In practice, this means that the last set of terms dispatched before the acceptance or performance of the contract will usually prevail.
At this point, you may be thinking that this doesn't apply to me because my terms and conditions say that they apply to the exclusion of all other terms and conditions. Even assuming that you have such a clause, there remains the question of how (and if) it forms part of the contract. In the above scenario, if Business A provides terms and conditions to Business B which include such a clause and Business B attempts to accept the order but on the basis of its own terms, then generally speaking the terms and conditions - including that clause - of Business A have not been accepted by Business B and so will not apply to the transaction.
It should also be remembered that you do not have to refuse all of a set of terms and conditions - you can accept some of the terms and negotiate with the other party in respect of the rest of them. However, this is not a particularly efficient solution in terms of expenditure of time and money.

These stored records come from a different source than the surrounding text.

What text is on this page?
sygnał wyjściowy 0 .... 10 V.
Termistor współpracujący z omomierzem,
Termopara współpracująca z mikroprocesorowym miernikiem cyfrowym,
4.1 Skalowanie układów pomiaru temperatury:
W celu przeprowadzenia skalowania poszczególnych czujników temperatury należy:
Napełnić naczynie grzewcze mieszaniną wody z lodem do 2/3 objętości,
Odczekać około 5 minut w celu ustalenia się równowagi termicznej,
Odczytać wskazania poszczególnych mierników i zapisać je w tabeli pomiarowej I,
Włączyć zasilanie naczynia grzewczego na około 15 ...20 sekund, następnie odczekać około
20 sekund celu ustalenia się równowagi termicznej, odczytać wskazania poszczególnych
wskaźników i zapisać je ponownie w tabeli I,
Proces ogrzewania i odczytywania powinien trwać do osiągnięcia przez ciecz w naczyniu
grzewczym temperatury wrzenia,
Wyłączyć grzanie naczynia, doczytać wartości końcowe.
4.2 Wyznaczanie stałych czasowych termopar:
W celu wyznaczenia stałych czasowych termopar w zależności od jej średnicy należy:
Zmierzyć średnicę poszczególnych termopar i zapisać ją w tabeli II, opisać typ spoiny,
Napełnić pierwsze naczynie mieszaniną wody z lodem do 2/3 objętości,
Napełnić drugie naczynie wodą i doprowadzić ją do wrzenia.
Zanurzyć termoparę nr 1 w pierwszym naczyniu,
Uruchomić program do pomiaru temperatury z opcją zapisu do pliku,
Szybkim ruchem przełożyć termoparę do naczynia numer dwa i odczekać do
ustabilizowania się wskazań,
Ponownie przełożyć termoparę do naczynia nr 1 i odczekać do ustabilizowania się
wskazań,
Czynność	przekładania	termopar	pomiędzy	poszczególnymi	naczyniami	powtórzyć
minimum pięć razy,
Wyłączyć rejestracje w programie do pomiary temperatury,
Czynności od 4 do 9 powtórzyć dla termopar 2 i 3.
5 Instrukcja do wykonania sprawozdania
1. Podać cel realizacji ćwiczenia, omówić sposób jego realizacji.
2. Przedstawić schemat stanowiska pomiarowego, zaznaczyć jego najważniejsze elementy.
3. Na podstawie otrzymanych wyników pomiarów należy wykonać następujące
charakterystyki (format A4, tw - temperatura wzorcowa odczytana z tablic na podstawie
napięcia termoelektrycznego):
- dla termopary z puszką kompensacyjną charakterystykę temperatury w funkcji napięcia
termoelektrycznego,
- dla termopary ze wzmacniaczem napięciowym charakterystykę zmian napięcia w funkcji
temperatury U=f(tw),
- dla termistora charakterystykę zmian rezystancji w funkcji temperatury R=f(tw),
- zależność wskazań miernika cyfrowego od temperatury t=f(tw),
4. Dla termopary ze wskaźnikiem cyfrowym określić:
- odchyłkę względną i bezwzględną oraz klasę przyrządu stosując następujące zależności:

When negotiating a contract, keep the following general points in mind:-
1. Send your terms and conditions as early as possible. Sending them with the invoice will be long after the contract has been agreed and will therefore usually be too late for them to be enforceable;
2. Be aware that a "battle of the forms" may arise. Scrutinise all communications from the other party and check what documents or wording they seek to incorporate into the contract - the bottom line is nearly always that the "last shot" wins;
3. Emphasize to all of your staff that they must look at all documents coming across their desks - quotations, purchase orders, specifications - there are a variety of pre-contractual documents which may contain or refer to terms and conditions. Be aware of the flank attack as opposed to a direct approach - referring, for example, to terms and conditions that you've never seen may be difficult to enforce, but you should assume the worst and action accordingly;
4. If you receive terms and conditions saying that they will apply to the exclusion of all other terms always remember that you can still refuse those terms and conditions and seek to incorporate your own into the contract;
5. Make sure your terms and conditions are where you say they will be. If your order form says they are on the reverse of the order form make sure they are on the reverse of the order form.
In practice, much is likely to depend on the relative bargaining strength of the parties. If Business A is a large multi-national and Business B is a sole trader, then Business B can probably "take it or leave it" as far as Business A is concerned. However, there is still room for strategic thought. Business B in the above example may, for example, wish to bear in mind any additional risks being foisted on it by Business A's terms and conditions, when setting its prices.